Lady Afrodita

Personal information
- Born: July 18, 1990 (age 36) Puebla, Puebla, Mexico

Professional wrestling career
- Ring name: Lady Afrodita
- Trained by: Fuerza Aerea Arkangel de la Muerte Franco Colombo
- Debut: 2009

= Lady Afrodita =

Mexican professional wrestler

Lady Afrodita (born July 18, 1990, in Puebla, Puebla, Mexico ) is a Mexican professional wrestler currently working for the Mexican promotion Consejo Mundial de Lucha Libre (CMLL) portraying a tecnico ("Good guy") wrestling character. Lady Afrodita's real name is not a matter of public record, as is often the case with masked wrestlers in Mexico where their private lives are kept a secret from the wrestling fans.

==Professional wrestling career==
The wrestler later known as Lady Afrodita was born in Puebla, Puebla, Mexico on July 18, 1990. At the age of 18 she moved to Mexico City where she became a fan of lucha libre, or professional wrestling, especially Consejo Mundial de Lucha Libre's (CMLL) top performer Místico. She cited Místico as her inspiration to become a wrestler and she began training for a professional wrestling career at age 19. She initially trained under Fuerza Aerea, and later trained with CMLL trainer Arkangel de la Muerte. Through her training, she got to work with some of the top female wrestlers in CMLL such as Lady Apache, Marcela, La Amapola and Dark Angel. She made her professional debut in 2009, working primarily on the Mexican independent circuit, and made a couple of appearances for the Perros del Mal group. On July 17, 2011, she worked a match on a CMLL promoted show to celebrate the 25th anniversary of her mentor Arkangel. She teamed with Dalys la Caribeña to defeat the team of La Comandante and Mima Shimoda and was noted as "an outstanding student". Her connections with Arkangel landed her an opportunity to travel and wrestle in Japan for six months. Including several matches with one of CMLL's Japanese affiliates Universal Woman's Pro Wrestling Reina, where she would gain in-ring experience wrestling against various Japanese women such as Hirota and Kyoko Kimura. She also participated in Ice Ribbon's 19 O'Clock Girls ProWrestling Tournament during the tour, but was eliminated in the first round by Dorami Nagano.

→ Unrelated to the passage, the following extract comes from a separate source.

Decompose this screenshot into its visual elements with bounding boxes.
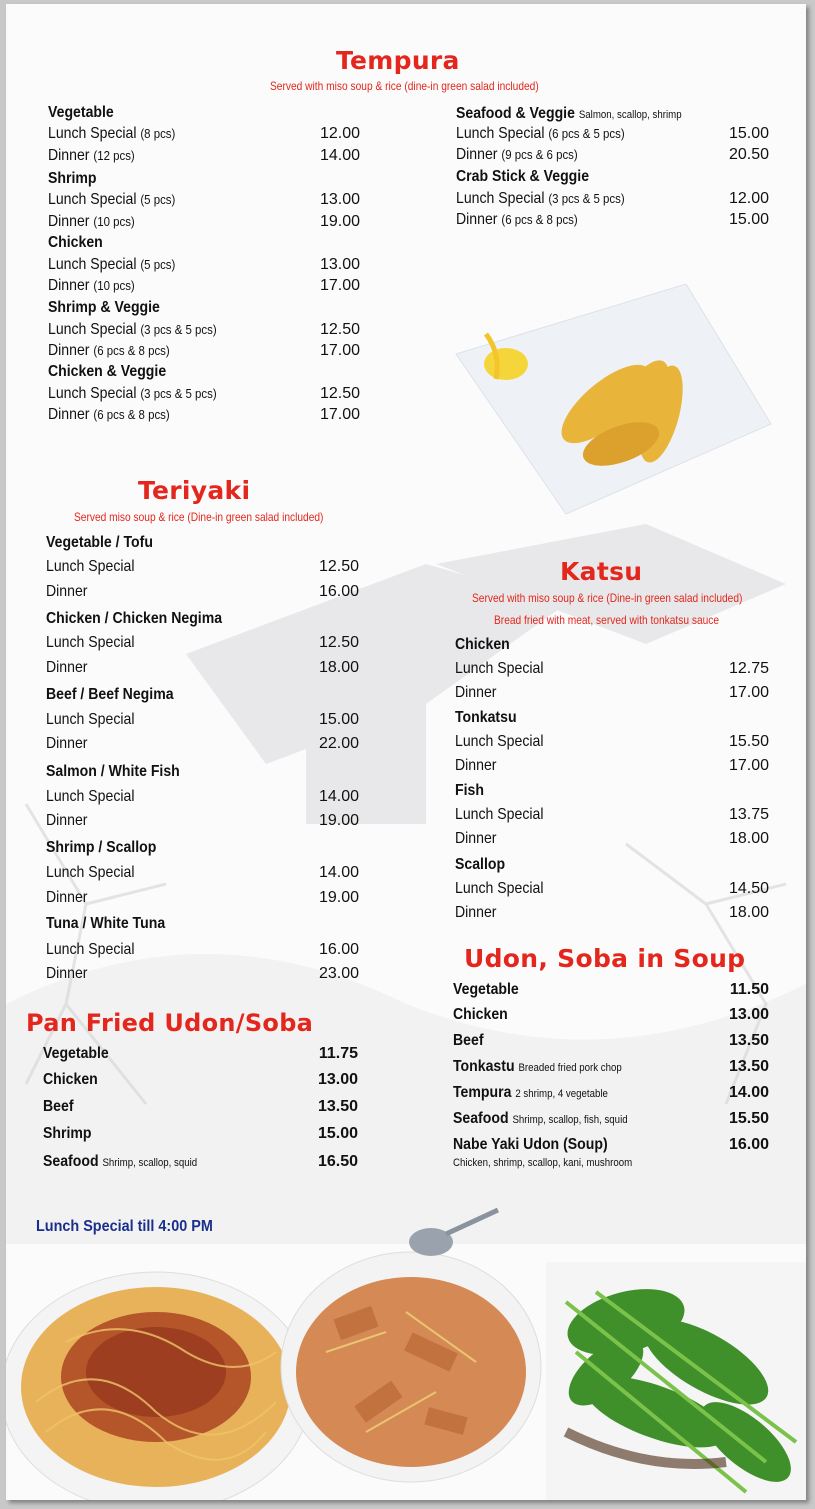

===Consejo Mundial de Lucha Libre (2012–present)===
She returned to Mexico and began working regularly for CMLL in May 2012 While she had worked as a tecnica (wrestlers who portray the "good guys" also called "Faces") up until this point CMLL had her debut on the opposite side as a ruda ("Bad guy") as she teamed up with La Seductora and Tiffany, only to lose to La Silueta, Lluvia and Luna Mágica in her debut. She participated in an all female torneo cibernetico multi-man elimination match on the June 8 Super Viernes that also included Dalys la Caribeña, Estrellita, La Amapola, Lady Apache, La Seductora, Luna Mágica, Marcela and Tiffany and was won by Dark Angel. In August 2012 she moved from the rudo side to the tecnica side with no storyline or other explanation for the move as such.